If you will have a backyard in your new home, another good option is to take the cats with you. With a little planning, safe transportation, and an appropriate destination, you can successfully relocate the cats with you.
If other alternatives fail and relocation becomes necessary, consider the following important tips.
See our “Humane Trapping” fact sheet.
The cats can be transported in humane traps or in standard carriers. If you are driving, make sure the temperature is maintained at a comfortably cool level. Secure carriers in the vehicle by using seatbelts if possible. You may want to lightly cover the traps or carriers, but do not block air circulation. Do not leave food and water in the carriers, but do stop to offer water every few hours.
If you are flying, take the cat in the cabin with you rather than placing her in cargo.
Relocate more than one cat from a colony, if possible.
Feed on a regular schedule–preferably twice a day. Meals should include both wet and dry food. Rattle the food in a box or bowl each time you feed so the cat associates the sound with food. Give the cat treats occasionally as well.
Cat(s) will need to be confined for approximately three weeks.
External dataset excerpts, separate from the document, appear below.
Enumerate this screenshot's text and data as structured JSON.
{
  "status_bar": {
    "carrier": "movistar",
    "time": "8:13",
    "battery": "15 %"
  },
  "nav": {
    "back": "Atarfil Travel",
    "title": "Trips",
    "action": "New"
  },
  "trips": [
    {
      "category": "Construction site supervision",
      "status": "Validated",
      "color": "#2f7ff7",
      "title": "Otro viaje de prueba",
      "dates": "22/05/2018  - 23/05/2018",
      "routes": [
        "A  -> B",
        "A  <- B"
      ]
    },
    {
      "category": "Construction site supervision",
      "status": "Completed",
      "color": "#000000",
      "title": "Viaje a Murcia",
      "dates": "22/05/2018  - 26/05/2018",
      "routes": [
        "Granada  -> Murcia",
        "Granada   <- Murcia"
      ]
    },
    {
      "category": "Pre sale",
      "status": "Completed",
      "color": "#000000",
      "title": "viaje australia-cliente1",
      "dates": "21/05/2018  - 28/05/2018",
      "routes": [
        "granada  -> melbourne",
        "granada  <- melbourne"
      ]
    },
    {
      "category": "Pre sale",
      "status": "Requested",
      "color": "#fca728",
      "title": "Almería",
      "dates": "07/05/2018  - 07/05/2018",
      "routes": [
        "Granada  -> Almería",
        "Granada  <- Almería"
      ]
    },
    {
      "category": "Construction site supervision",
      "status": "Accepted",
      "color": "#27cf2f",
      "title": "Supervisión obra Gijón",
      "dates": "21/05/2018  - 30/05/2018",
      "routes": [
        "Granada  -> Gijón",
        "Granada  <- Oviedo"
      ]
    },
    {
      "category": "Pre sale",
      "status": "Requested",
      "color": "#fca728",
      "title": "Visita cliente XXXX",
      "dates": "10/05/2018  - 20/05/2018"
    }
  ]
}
Some people keep relocated cats confined for longer, but it is important to pay attention to the individual cat’s comfort level. If you confine her for too long, she may run off once released.
Cat(s) should be confined where they can see and smell their new surroundings (especially other cats, the caretaker, and the feeding location).
Set the confinement cage/room up so that it is as clean and comfortable as possible. Be sure there is adequate air and light available.
Talk to the cat and let him see and smell you several times a day–especially when you bring food.
When you release the cat into her new yard, continue feeding on the same schedule as before.
Once released, maintain access to the room or cage where the cat(s) were confined. Leave out bedding and litterbox for smell. Some people sprinkle the used litter around the yard.
Consider erecting a cat fence, enclosure, or other barrier to prevent the cat(s) from leaving your yard.
If the cat disappears, walk around the neighborhood and rattle dry food, calling to the cat. Continue leaving out food and canvassing the area. Don’t give up.